9. Concatedral San Nicolás de Bari
In the heart of the city, near the town hall, is the 17th-century church of San Nicolás de Bari (also known as the Concatedral or Co-Cathedral). Built between 1613 and 1662, the church was constructed on the site of a former mosque. It was dedicated to the town's patron saint, and the Catholic Church designated it as a cathedral in 1959.
While the exterior is plain, the interior is an impressive and awe-inspiring spiritual space. The sanctuary features notable retablos and a fine cloister. This unique historic monument exemplifies Herrerian style, an architectural school of 16th- and 17th-century Spain. Herrerian buildings are distinguished by austere facades and precise geometrical lines.
10. Ayuntamiento (Town Hall)
Just behind the park of the Explanada de Espana and near the Plaza Puerta del Mar, the town hall of Alicante makes a striking impression. This grand Baroque building has a beautiful Churrigueresque facade and two imposing towers, which soar to 35 meters. On the staircase leading up to the building is an instrument used in Spain as a reference point to measure the height above sea level. The building is open to the public, and visitors should be sure to see the Salón Azul (Blue Room), which is particularly dazzling. The building also displays some interesting Dalí art works.
Address: Plaza del Ayuntamiento, Alicante
11. Plaza de Gabriel Miró
Pleasantly shaded by leafy trees, this charming and romantic square is a tribute to the renowned author of Alicante, Gabriel Miró. A gorgeous fountain with classically inspired statues adorns the center, and a bust of Gabriel Miró is at one end of the square. Lining the borders of the square are magnificent Art Nouveau and other monumental buildings.
Close to Alicante's Old Town, the Plaza de Gabriel Miró offers a respite from the hustle and bustle of the city. Visitors can relax on the terrace to enjoy the peaceful atmosphere or take an unhurried stroll through the beautiful grounds.
12. Cabo de las Huertas
Several small coves just outside Alicante between San Juan and Albufereta are popular among scuba divers. The Cala Cantalars are small rocky coves found in a quiet residential area two kilometers from the Alicante city center. The Cala dels Jueus coves are in Cabo de las Huertas; some are rocky and others are sandy coves. Both of these areas have calm waters and are great for scuba diving.
This is an excellent beach for those looking to avoid crowds, however it is recommended for adults only, as it is a preferred spot for those who prefer to shed their swimsuits, thanks to its secluded location.

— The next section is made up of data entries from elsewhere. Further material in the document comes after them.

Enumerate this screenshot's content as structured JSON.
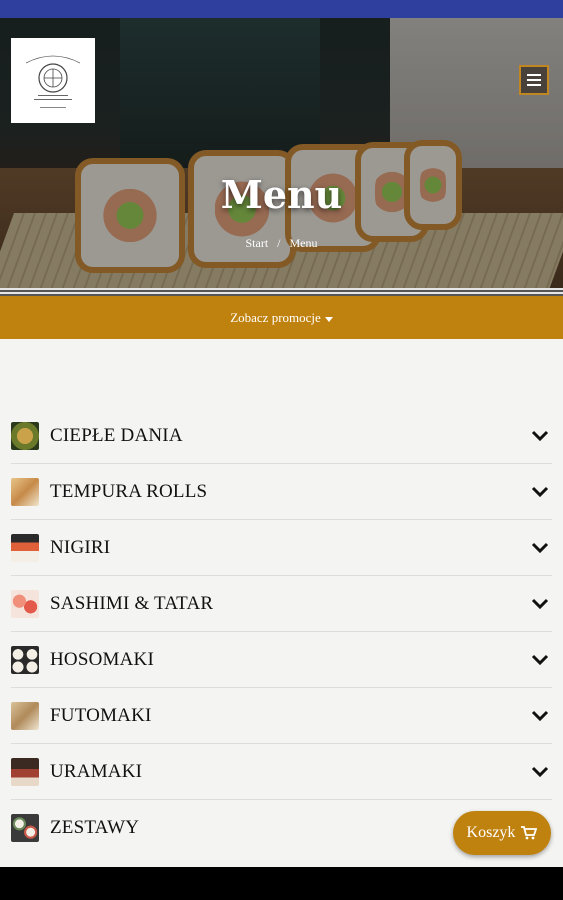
{
  "logo": {
    "alt": "HOTEL GORCZYCE restaurant logo"
  },
  "header": {
    "title": "Menu",
    "breadcrumb": {
      "home": "Start",
      "separator": "/",
      "current": "Menu"
    }
  },
  "promo": {
    "label": "Zobacz promocje"
  },
  "categories": [
    {
      "label": "CIEPŁE DANIA",
      "icon": "warm-dishes-thumb",
      "color": "#6b7a2a"
    },
    {
      "label": "TEMPURA ROLLS",
      "icon": "tempura-thumb",
      "color": "#c68a48"
    },
    {
      "label": "NIGIRI",
      "icon": "nigiri-thumb",
      "color": "#d04a2a"
    },
    {
      "label": "SASHIMI & TATAR",
      "icon": "sashimi-thumb",
      "color": "#e07a6a"
    },
    {
      "label": "HOSOMAKI",
      "icon": "hosomaki-thumb",
      "color": "#3c3c3c"
    },
    {
      "label": "FUTOMAKI",
      "icon": "futomaki-thumb",
      "color": "#b08a5a"
    },
    {
      "label": "URAMAKI",
      "icon": "uramaki-thumb",
      "color": "#a04030"
    },
    {
      "label": "ZESTAWY",
      "icon": "sets-thumb",
      "color": "#6a8a5a"
    }
  ],
  "cart": {
    "label": "Koszyk"
  },
  "colors": {
    "accent": "#c0820f",
    "status_bar": "#2f3f9e"
  }
}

Where to Stay in Alicante for Sightseeing
Most of the tourist attractions and things to do in Alicante are in or close to the old town and the adjoining harbor and marina. Catch the lift to hilltop Castillo de Santa Bárbara from beautiful Postiguet beach, an easy walk from anywhere in the old town. Here are some highly rated hotels in Alicante:
- Luxury Hotels: Occupying a former convent in the old town, close to restaurants, shops, and the port, Hospes Amerigo has smartly decorated rooms and a rooftop pool with a stunning view of the Santa Barbara Castle. Melia Alicante is a resort hotel with a pool at the marina, overlooking the beach and Mediterranean and an easy walk to old town attractions. Also at the marina and beach and five minutes from the old town restaurants, Hotel Spa Porta Maris & Suites del Mar has outdoor and indoor pools, saunas, and whirlpools.

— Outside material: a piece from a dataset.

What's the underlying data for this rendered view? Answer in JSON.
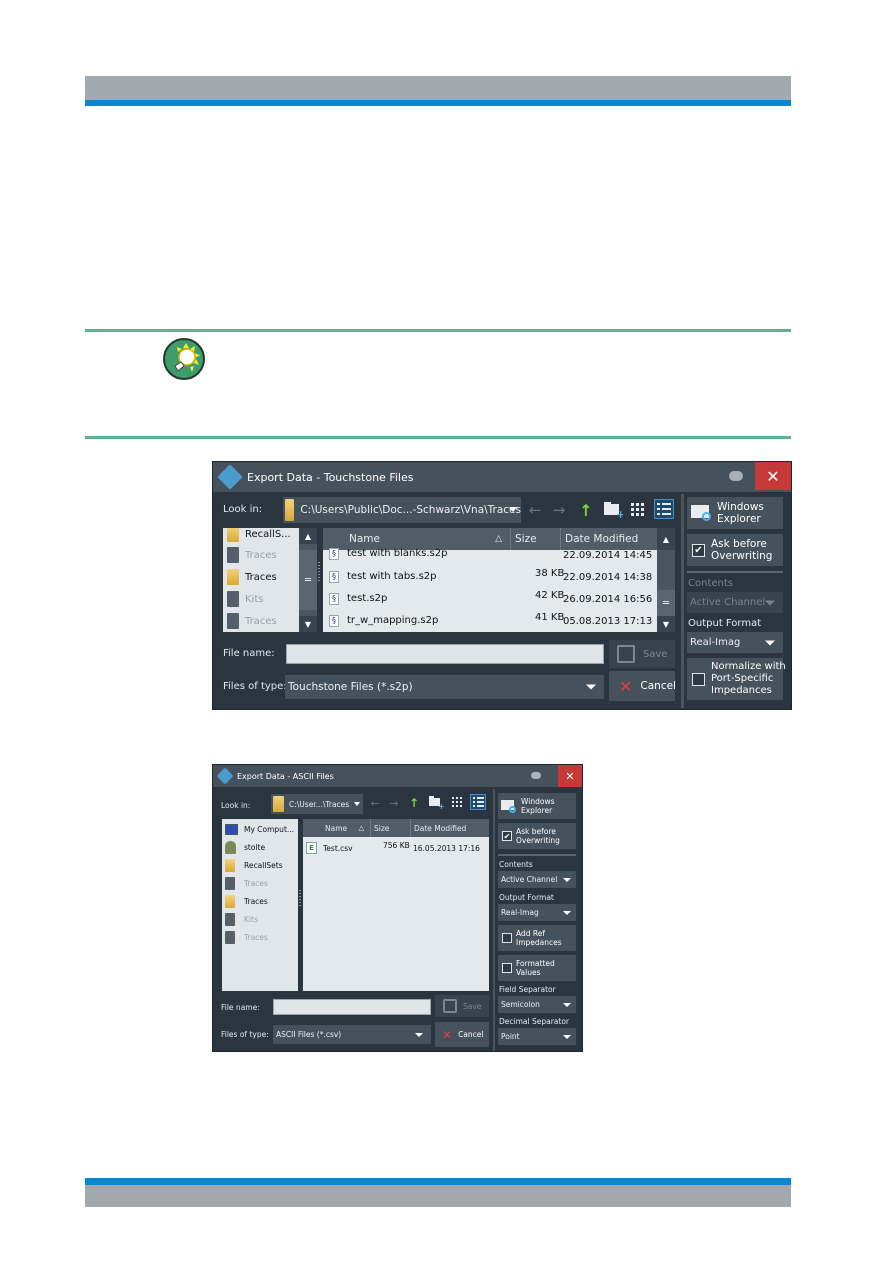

- Mid-Range Hotels: Eurostars Centrum Alicante has a rooftop terrace, sauna, and steam room, on a residential street within an easy walk of the old town area and waterfront. Near the lively market at the northern side of the old town, 10 minutes from the harbor, Eurostars Lucentum is opposite an airport bus stop and has free, fast Wi-Fi. Almost opposite the bus station, which is also an airport bus stop, and about a 15-minute walk from the old town and harbor, the green AC Hotel Alicante has a small pool.
- Budget Hotels: Right by the beach and an airport bus stop, and a short walk from the old town, Tryp Ciudad de Alicante has views of the castle from guest room balconies. NH Rambla de Alicante is in the old town near the bustling market, a 10-minute walk from the beach. Also a short walk to the beach and attractions, and surrounded by shops and restaurants, Hotel Cervantes has basic air-conditioned rooms, free breakfast, and free Wi-Fi.
Day Trips from Alicante
Cuevas de Canelobre
The Cuevas de Canelobre are a stunning natural cave system 24 kilometers from Alicante, located within the slopes of the Sierra de Cabeza de Oro mountains, an area with wonderful views of the coastline. One of the caverns has been compared to a cathedral with its awesome 150-meter-long hall filled with a profusion of stalactites and stalagmites. Tourists will enjoy visiting this unique nature site.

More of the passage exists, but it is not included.